The former Secretary of State won every contest on the Democratic side, pulling ahead by wide margins in Florida, North Carolina, and Ohio. She squeaked by her rival, Sen. Bernie Sanders (I-Vt.), in Illinois, and is clinging to a two-tenths of a point lead in Missouri with 99% of precincts reporting in the state.
Sanders’ momentum from a shocking Michigan win last week appears to be spent, and his delegate deficit to the front-runner is rapidly becoming insurmountable. Clinton was up more than 200 delegates heading into Tuesday. According to the New York Times, she expanded that lead, nabbing 326 of the 546 delegates up for grabs.
“We are moving closer to securing the Democratic Party nomination and winning this election in November,” she boomed in a speech to supporters in West Palm Beach after the polls closed.
Sanders, meanwhile, held a campaign event Tuesday night in Arizona, which hosts a primary next week. Despite his odds looking longer than ever before, he continued to hammer Clinton on her previous support of free trade deals and her use of a Super PAC.

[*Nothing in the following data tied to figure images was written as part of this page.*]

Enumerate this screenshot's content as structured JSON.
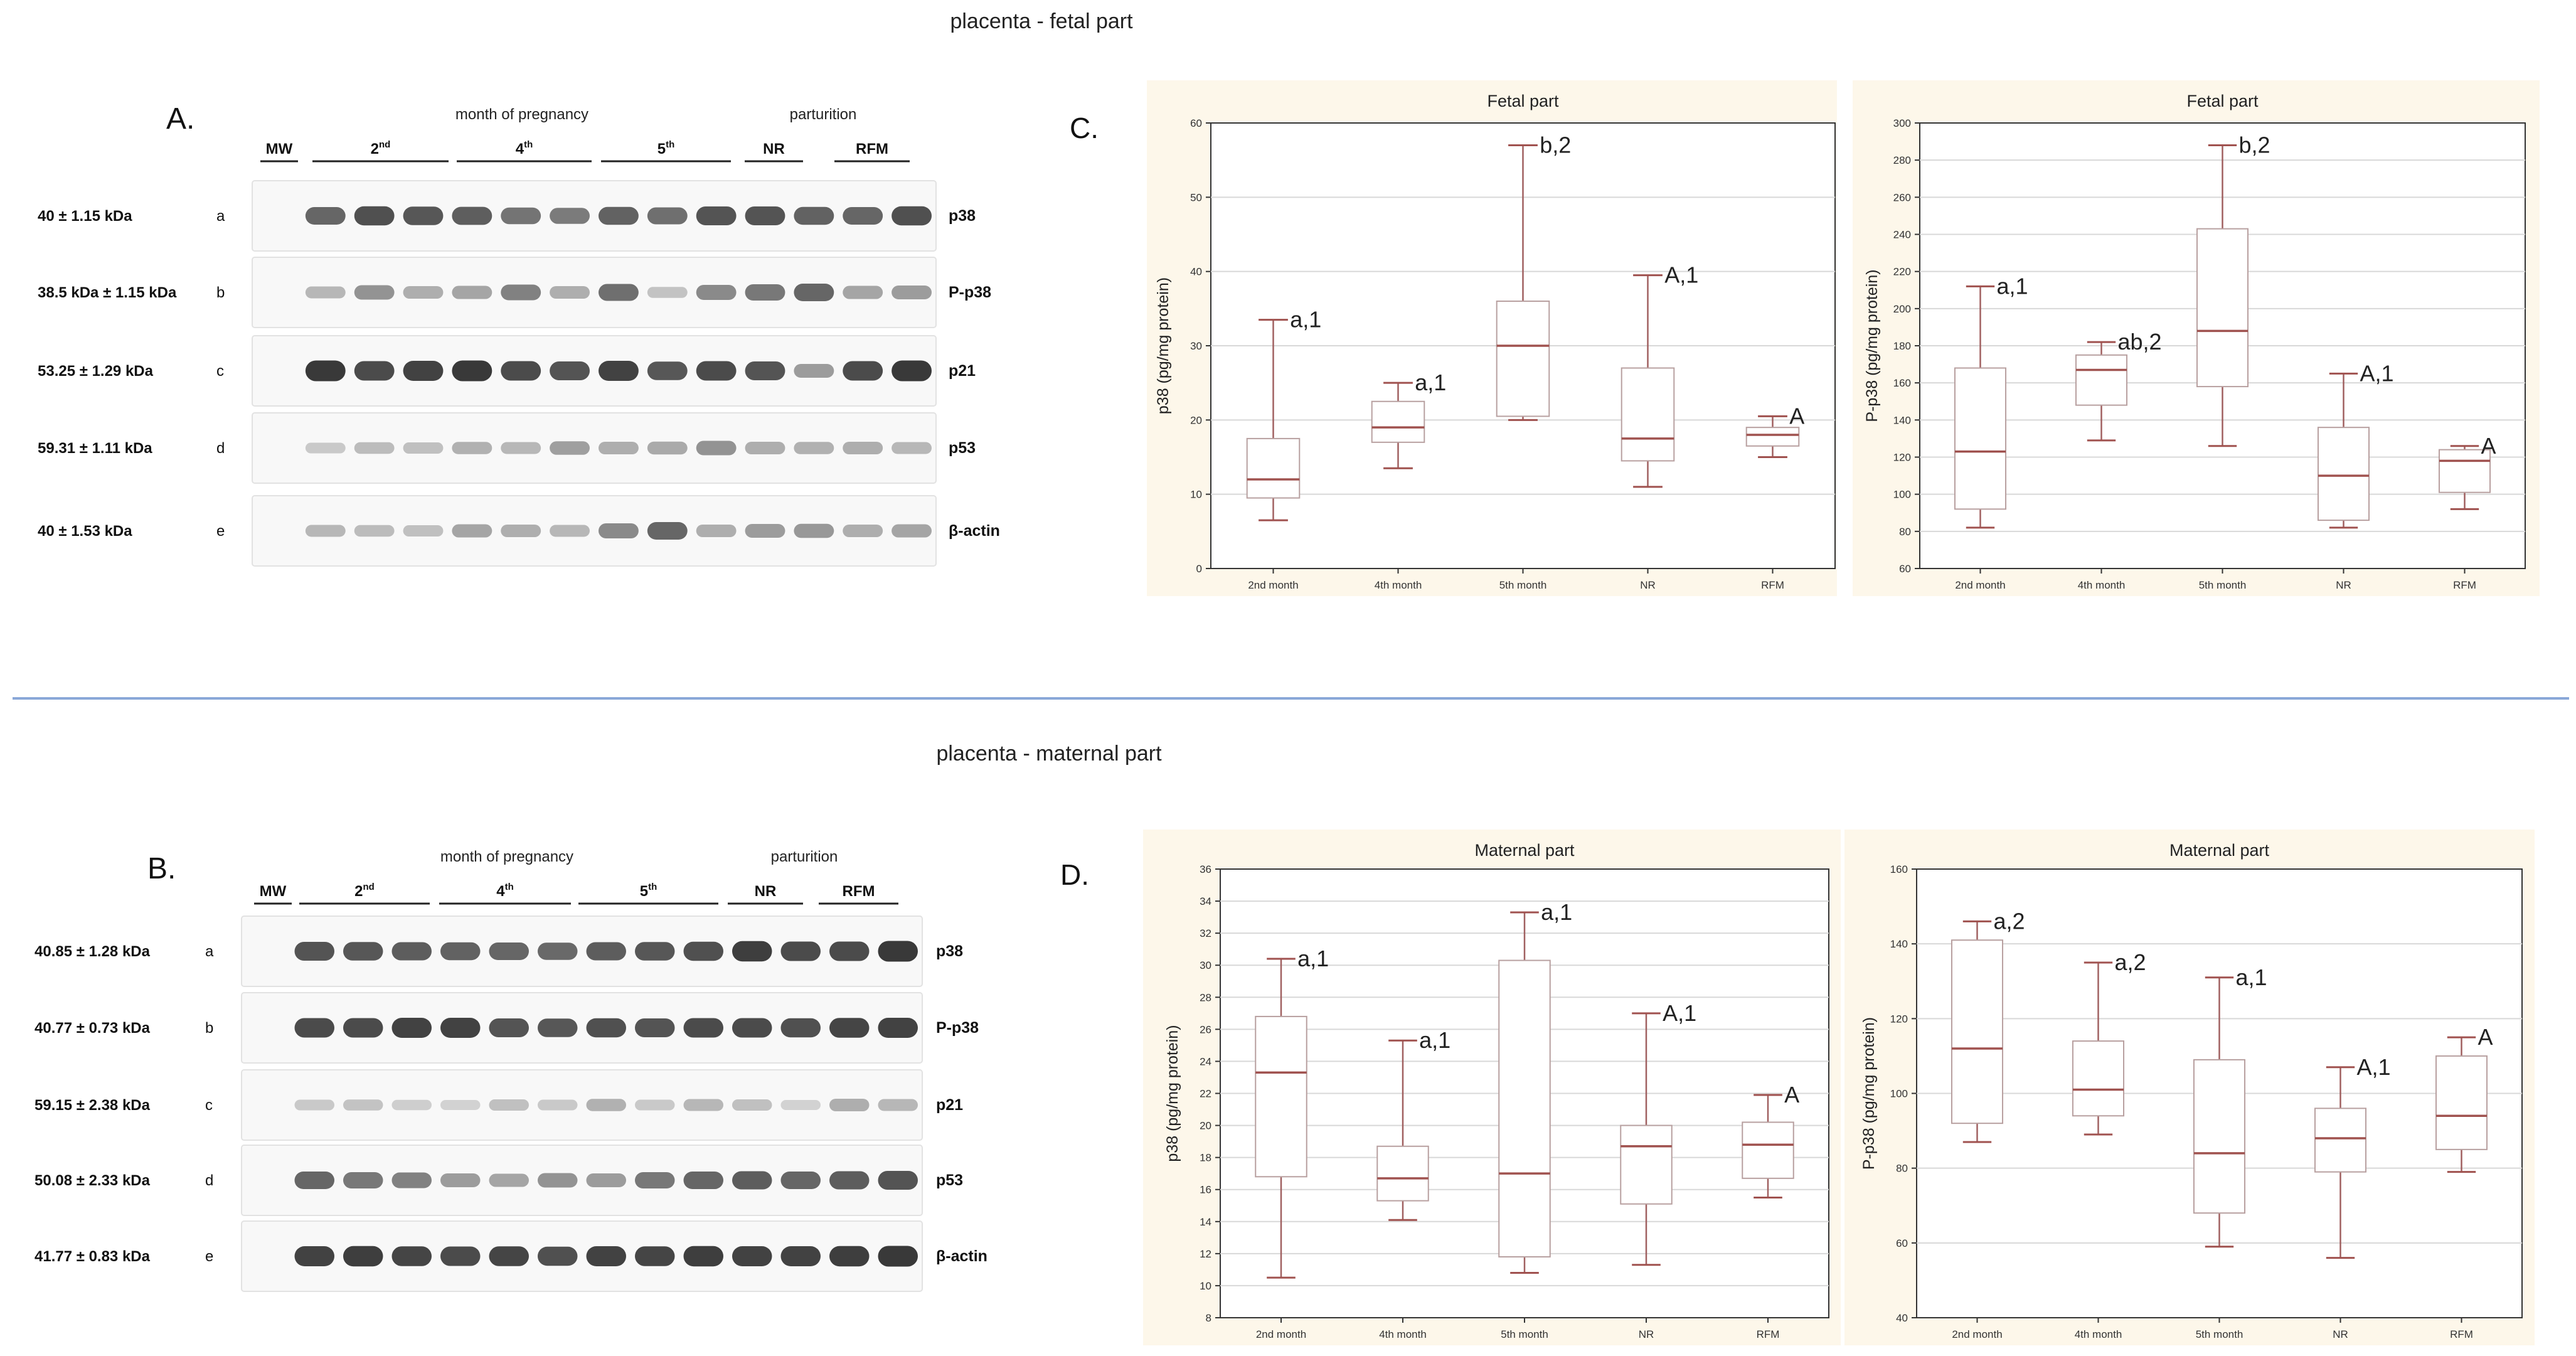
{
  "titles": {
    "top": "placenta - fetal part",
    "bottom": "placenta - maternal part"
  },
  "blots": [
    {
      "letter": "A.",
      "mw": "MW",
      "group_header": "month of pregnancy",
      "parturition": "parturition",
      "lanes": [
        {
          "label": "2",
          "sup": "nd"
        },
        {
          "label": "4",
          "sup": "th"
        },
        {
          "label": "5",
          "sup": "th"
        },
        {
          "label": "NR",
          "sup": ""
        },
        {
          "label": "RFM",
          "sup": ""
        }
      ],
      "rows": [
        {
          "kda": "40 ± 1.15 kDa",
          "letter": "a",
          "protein": "p38",
          "bands": [
            0,
            0.7,
            0.82,
            0.78,
            0.74,
            0.62,
            0.58,
            0.72,
            0.65,
            0.8,
            0.8,
            0.72,
            0.7,
            0.82
          ]
        },
        {
          "kda": "38.5 kDa ± 1.15 kDa",
          "letter": "b",
          "protein": "P-p38",
          "bands": [
            0,
            0.25,
            0.45,
            0.3,
            0.35,
            0.55,
            0.3,
            0.65,
            0.18,
            0.5,
            0.6,
            0.7,
            0.35,
            0.4
          ]
        },
        {
          "kda": "53.25 ± 1.29 kDa",
          "letter": "c",
          "protein": "p21",
          "bands": [
            0,
            0.95,
            0.85,
            0.9,
            0.95,
            0.85,
            0.8,
            0.9,
            0.78,
            0.85,
            0.8,
            0.4,
            0.85,
            0.95
          ]
        },
        {
          "kda": "59.31 ± 1.11 kDa",
          "letter": "d",
          "protein": "p53",
          "bands": [
            0,
            0.15,
            0.22,
            0.2,
            0.28,
            0.25,
            0.38,
            0.3,
            0.32,
            0.45,
            0.3,
            0.28,
            0.3,
            0.25
          ]
        },
        {
          "kda": "40 ± 1.53 kDa",
          "letter": "e",
          "protein": "β-actin",
          "bands": [
            0,
            0.25,
            0.22,
            0.2,
            0.35,
            0.3,
            0.25,
            0.5,
            0.7,
            0.3,
            0.4,
            0.42,
            0.3,
            0.35
          ]
        }
      ]
    },
    {
      "letter": "B.",
      "mw": "MW",
      "group_header": "month of pregnancy",
      "parturition": "parturition",
      "lanes": [
        {
          "label": "2",
          "sup": "nd"
        },
        {
          "label": "4",
          "sup": "th"
        },
        {
          "label": "5",
          "sup": "th"
        },
        {
          "label": "NR",
          "sup": ""
        },
        {
          "label": "RFM",
          "sup": ""
        }
      ],
      "rows": [
        {
          "kda": "40.85 ± 1.28 kDa",
          "letter": "a",
          "protein": "p38",
          "bands": [
            0,
            0.8,
            0.78,
            0.75,
            0.72,
            0.7,
            0.68,
            0.75,
            0.78,
            0.82,
            0.92,
            0.85,
            0.85,
            0.95
          ]
        },
        {
          "kda": "40.77 ± 0.73 kDa",
          "letter": "b",
          "protein": "P-p38",
          "bands": [
            0,
            0.85,
            0.85,
            0.9,
            0.9,
            0.8,
            0.78,
            0.82,
            0.8,
            0.85,
            0.85,
            0.82,
            0.88,
            0.9
          ]
        },
        {
          "kda": "59.15 ± 2.38 kDa",
          "letter": "c",
          "protein": "p21",
          "bands": [
            0,
            0.15,
            0.18,
            0.12,
            0.1,
            0.2,
            0.15,
            0.28,
            0.15,
            0.25,
            0.2,
            0.1,
            0.3,
            0.25
          ]
        },
        {
          "kda": "50.08 ± 2.33 kDa",
          "letter": "d",
          "protein": "p53",
          "bands": [
            0,
            0.7,
            0.6,
            0.55,
            0.4,
            0.35,
            0.45,
            0.4,
            0.6,
            0.7,
            0.75,
            0.7,
            0.75,
            0.8
          ]
        },
        {
          "kda": "41.77 ± 0.83 kDa",
          "letter": "e",
          "protein": "β-actin",
          "bands": [
            0,
            0.9,
            0.92,
            0.88,
            0.85,
            0.88,
            0.82,
            0.9,
            0.88,
            0.92,
            0.9,
            0.9,
            0.92,
            0.95
          ]
        }
      ]
    }
  ],
  "panel_letters": {
    "C": "C.",
    "D": "D."
  },
  "chart_data": [
    {
      "type": "box",
      "title": "Fetal part",
      "xlabel": "",
      "ylabel": "p38 (pg/mg protein)",
      "ylim": [
        0,
        60
      ],
      "ticks": [
        0,
        10,
        20,
        30,
        40,
        50,
        60
      ],
      "grid": true,
      "categories": [
        "2nd month",
        "4th month",
        "5th month",
        "NR",
        "RFM"
      ],
      "boxes": [
        {
          "min": 6.5,
          "q1": 9.5,
          "median": 12,
          "q3": 17.5,
          "max": 33.5,
          "label": "a,1"
        },
        {
          "min": 13.5,
          "q1": 17,
          "median": 19,
          "q3": 22.5,
          "max": 25,
          "label": "a,1"
        },
        {
          "min": 20,
          "q1": 20.5,
          "median": 30,
          "q3": 36,
          "max": 57,
          "label": "b,2"
        },
        {
          "min": 11,
          "q1": 14.5,
          "median": 17.5,
          "q3": 27,
          "max": 39.5,
          "label": "A,1"
        },
        {
          "min": 15,
          "q1": 16.5,
          "median": 18,
          "q3": 19,
          "max": 20.5,
          "label": "A"
        }
      ]
    },
    {
      "type": "box",
      "title": "Fetal part",
      "xlabel": "",
      "ylabel": "P-p38 (pg/mg protein)",
      "ylim": [
        60,
        300
      ],
      "ticks": [
        60,
        80,
        100,
        120,
        140,
        160,
        180,
        200,
        220,
        240,
        260,
        280,
        300
      ],
      "grid": true,
      "categories": [
        "2nd month",
        "4th month",
        "5th month",
        "NR",
        "RFM"
      ],
      "boxes": [
        {
          "min": 82,
          "q1": 92,
          "median": 123,
          "q3": 168,
          "max": 212,
          "label": "a,1"
        },
        {
          "min": 129,
          "q1": 148,
          "median": 167,
          "q3": 175,
          "max": 182,
          "label": "ab,2"
        },
        {
          "min": 126,
          "q1": 158,
          "median": 188,
          "q3": 243,
          "max": 288,
          "label": "b,2"
        },
        {
          "min": 82,
          "q1": 86,
          "median": 110,
          "q3": 136,
          "max": 165,
          "label": "A,1"
        },
        {
          "min": 92,
          "q1": 101,
          "median": 118,
          "q3": 124,
          "max": 126,
          "label": "A"
        }
      ]
    },
    {
      "type": "box",
      "title": "Maternal part",
      "xlabel": "",
      "ylabel": "p38 (pg/mg protein)",
      "ylim": [
        8,
        36
      ],
      "ticks": [
        8,
        10,
        12,
        14,
        16,
        18,
        20,
        22,
        24,
        26,
        28,
        30,
        32,
        34,
        36
      ],
      "grid": true,
      "categories": [
        "2nd month",
        "4th month",
        "5th month",
        "NR",
        "RFM"
      ],
      "boxes": [
        {
          "min": 10.5,
          "q1": 16.8,
          "median": 23.3,
          "q3": 26.8,
          "max": 30.4,
          "label": "a,1"
        },
        {
          "min": 14.1,
          "q1": 15.3,
          "median": 16.7,
          "q3": 18.7,
          "max": 25.3,
          "label": "a,1"
        },
        {
          "min": 10.8,
          "q1": 11.8,
          "median": 17,
          "q3": 30.3,
          "max": 33.3,
          "label": "a,1"
        },
        {
          "min": 11.3,
          "q1": 15.1,
          "median": 18.7,
          "q3": 20,
          "max": 27,
          "label": "A,1"
        },
        {
          "min": 15.5,
          "q1": 16.7,
          "median": 18.8,
          "q3": 20.2,
          "max": 21.9,
          "label": "A"
        }
      ]
    },
    {
      "type": "box",
      "title": "Maternal part",
      "xlabel": "",
      "ylabel": "P-p38 (pg/mg protein)",
      "ylim": [
        40,
        160
      ],
      "ticks": [
        40,
        60,
        80,
        100,
        120,
        140,
        160
      ],
      "grid": true,
      "categories": [
        "2nd month",
        "4th month",
        "5th month",
        "NR",
        "RFM"
      ],
      "boxes": [
        {
          "min": 87,
          "q1": 92,
          "median": 112,
          "q3": 141,
          "max": 146,
          "label": "a,2"
        },
        {
          "min": 89,
          "q1": 94,
          "median": 101,
          "q3": 114,
          "max": 135,
          "label": "a,2"
        },
        {
          "min": 59,
          "q1": 68,
          "median": 84,
          "q3": 109,
          "max": 131,
          "label": "a,1"
        },
        {
          "min": 56,
          "q1": 79,
          "median": 88,
          "q3": 96,
          "max": 107,
          "label": "A,1"
        },
        {
          "min": 79,
          "q1": 85,
          "median": 94,
          "q3": 110,
          "max": 115,
          "label": "A"
        }
      ]
    }
  ],
  "colors": {
    "box": "#a0524f",
    "whisker": "#a06060",
    "chart_bg": "#fdf7ea",
    "divider": "#8aa8d8",
    "grid": "#d8d8d8"
  }
}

On the GOP side, businessman Donald Trump goose-stepped forward, with only one blemish on the night.
His major victory came in Florida, where he trounced the field by nearly 20 points, and put an end to Sen. Marco Rubio’s (R-Fla.) bid for the White House. “While we are on the right side, this year, we will not be on the winning side,” Rubio told a downbeat crowd Tuesday night.
Rubio’s departure leaves one establishment-friendly pick left in the Republican race: Gov. John Kasich (R-Ohio). Kasich pulled off a big win in his home state, besting Trump 47-36 percent in the Ohio Primary to keep his presidential hopes alive—mainly in the form of winning a contested GOP convention in Cleveland, in July.
It could, however, be too little too late.
Trump steamrolled the field in Illinois and North Carolina. And in Missouri, where 99% of the vote is in, he is holding on to a razor-thin lead over Sen. Ted Cruz (R-Texas). The business mogul took home well over half of the GOP delegates up for grabs, increasing the likelihood that he can score the 1,237 delegates needed to secure the party’s nomination at the convention.
Speaking on CNN Wednesday morning, Trump predicted what might happen if the GOP establishment moved to bock him as the nominee, despite having a large delegate lead.
“I think you’d have riots,” he said.